Background: Over the last 25 years more than 410 cases with suspected Familial Glucocorticoid Deficiency (FGD) have been referred to our centre for genetic testing. All cases had low or undetectable serum cortisol paired with an elevated plasma ACTH level. Our patient cohort comprises 352 families from 30 different nationalities and ranges from neonates to patients in their eighties. Mutations in the MC2R were first discovered as causative of FGD in 1993, by candidate gene sequencing.
Objective and methods: To determine the underlying cause of FGD by Sanger, targeted or whole exome sequencing techniques.

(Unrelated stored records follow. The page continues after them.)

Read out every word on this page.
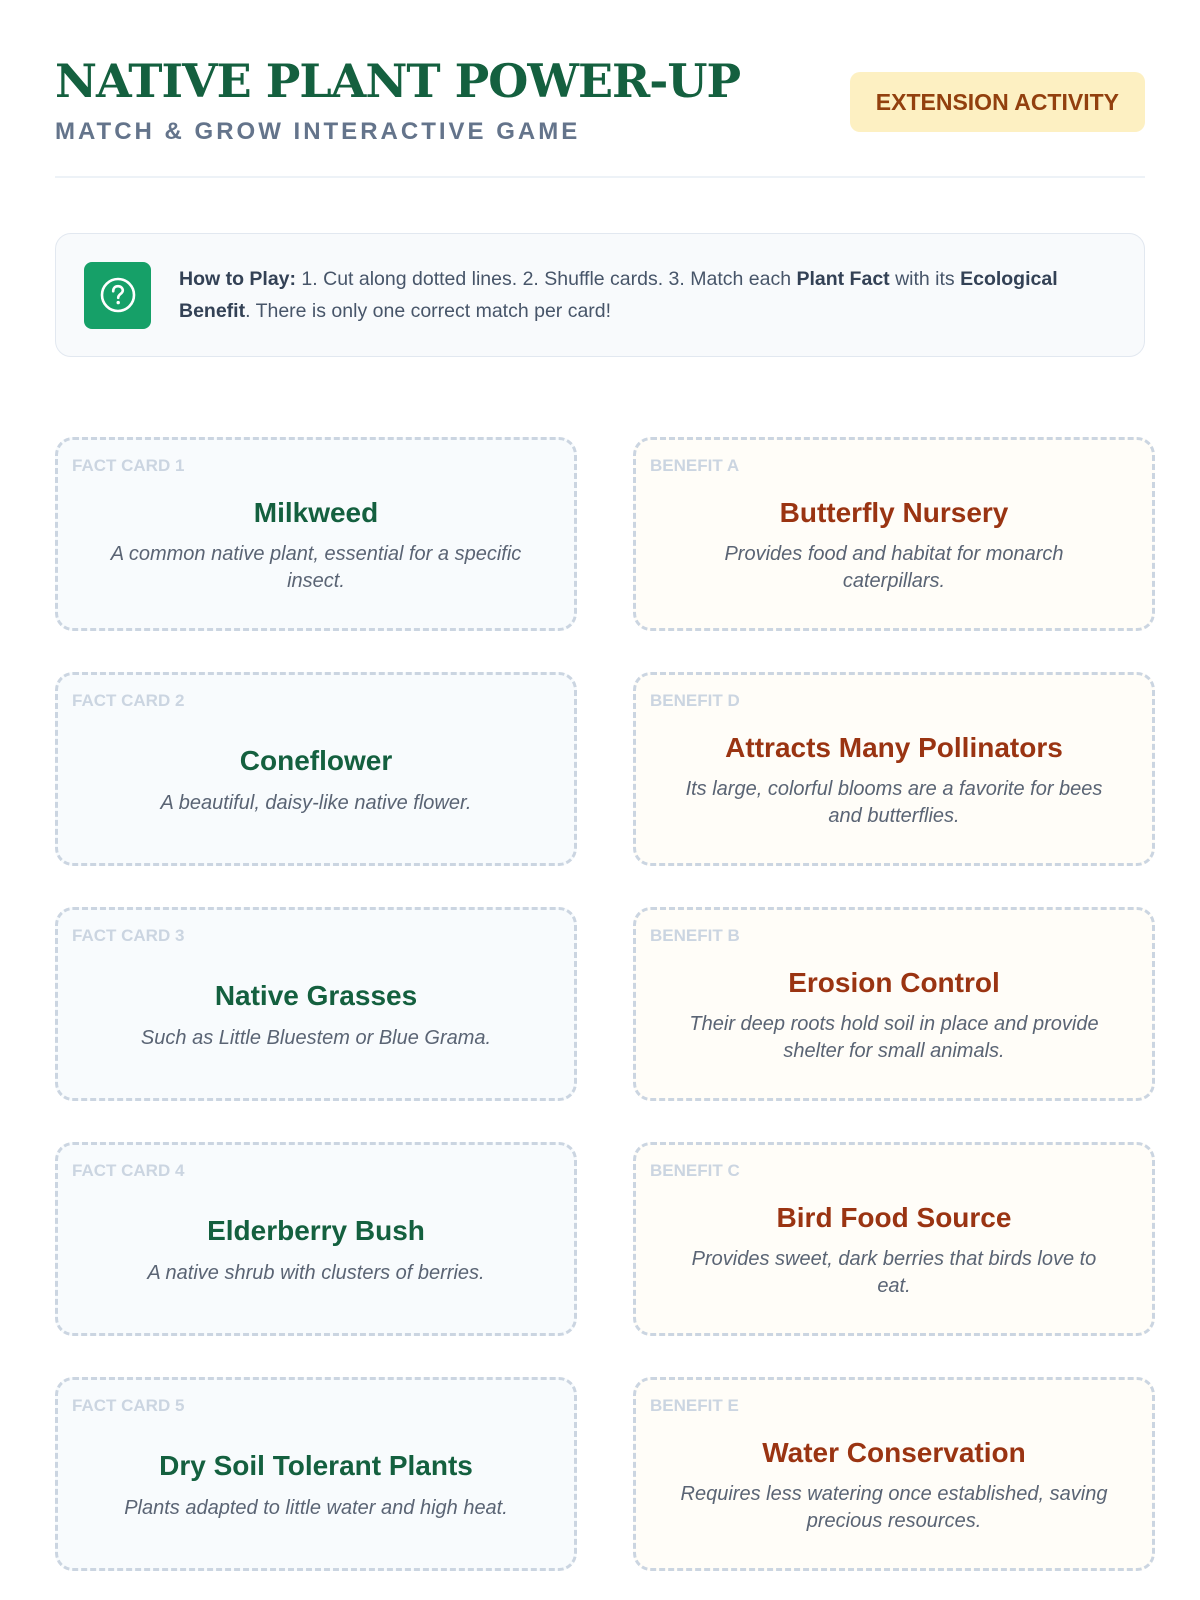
NATIVE PLANT POWER-UP
MATCH & GROW INTERACTIVE GAME
EXTENSION ACTIVITY

How to Play: 1. Cut along dotted lines. 2. Shuffle cards. 3. Match each Plant Fact with its Ecological Benefit. There is only one correct match per card!

FACT CARD 1
Milkweed
A common native plant, essential for a specific insect.
BENEFIT A
Butterfly Nursery
Provides food and habitat for monarch caterpillars.
FACT CARD 2
Coneflower
A beautiful, daisy-like native flower.
BENEFIT D
Attracts Many Pollinators
Its large, colorful blooms are a favorite for bees and butterflies.
FACT CARD 3
Native Grasses
Such as Little Bluestem or Blue Grama.
BENEFIT B
Erosion Control
Their deep roots hold soil in place and provide shelter for small animals.
FACT CARD 4
Elderberry Bush
A native shrub with clusters of berries.
BENEFIT C
Bird Food Source
Provides sweet, dark berries that birds love to eat.
FACT CARD 5
Dry Soil Tolerant Plants
Plants adapted to little water and high heat.
BENEFIT E
Water Conservation
Requires less watering once established, saving precious resources.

Results: A further 8 genes have been identified in our cohort in the temporal order of; MRAP, STAR, MCM4, NNT, TXNRD2, SGPL1 and CYP11A1, made possible through advances in genetic techniques from homozygosity mapping to whole exome sequencing. MC2R mutations account for 25% of cases, MRAP for 20%, NNT for 8%, STAR for 7%, CYP11A1 for 3% and MCM4, TXNRD2 and SGPL1 each for 1%. These genes are involved in diverse pathways and the resulting phenotypes are caused by defective ACTH signalling, cholesterol transport, steroidogenesis, cellular redox homeostasis, DNA replication or sphingolipid metabolism. The discovery of such genes, and subsequent functional assays of the respective proteins, have provided some explanation for the variability of the phenotype and association(s) with other co-morbidities. The work has highlighted 'mild' presentations of several adrenal insufficiency disorders, in particular non-classical presentations of lipoid congenital adrenal hyperplasia and P450 side chain cleavage enzyme deficiency with partial loss-of-function variants in STAR and CYP11A1 respectively. In addition, a few cases have revealed syndromic disease exemplified by the ethnically isolated population with a MCM4 variant causing natural killer (NK) cell and glucocorticoid deficiency with DNA repair defect and SGPL1 mutations which cause a syndrome of primary adrenal insufficiency, progressive renal dysfunction plus in some cases ichthyosis, hypothyroidism, immunodeficiency and neurologic defects.
Conclusion: With recent funding, we are currently analysing the long-term outcome of diagnosed individuals to study the evolution of features such as mineralocorticoid deficiency and pubertal progression. 34% of our cohort remains unsolved, to decipher whether the causative defects are in non-coding parts of known genes, are due to copy number variation or novel genetic aetiologies will form complementary future studies to improve the diagnosis of patients presenting with FGD.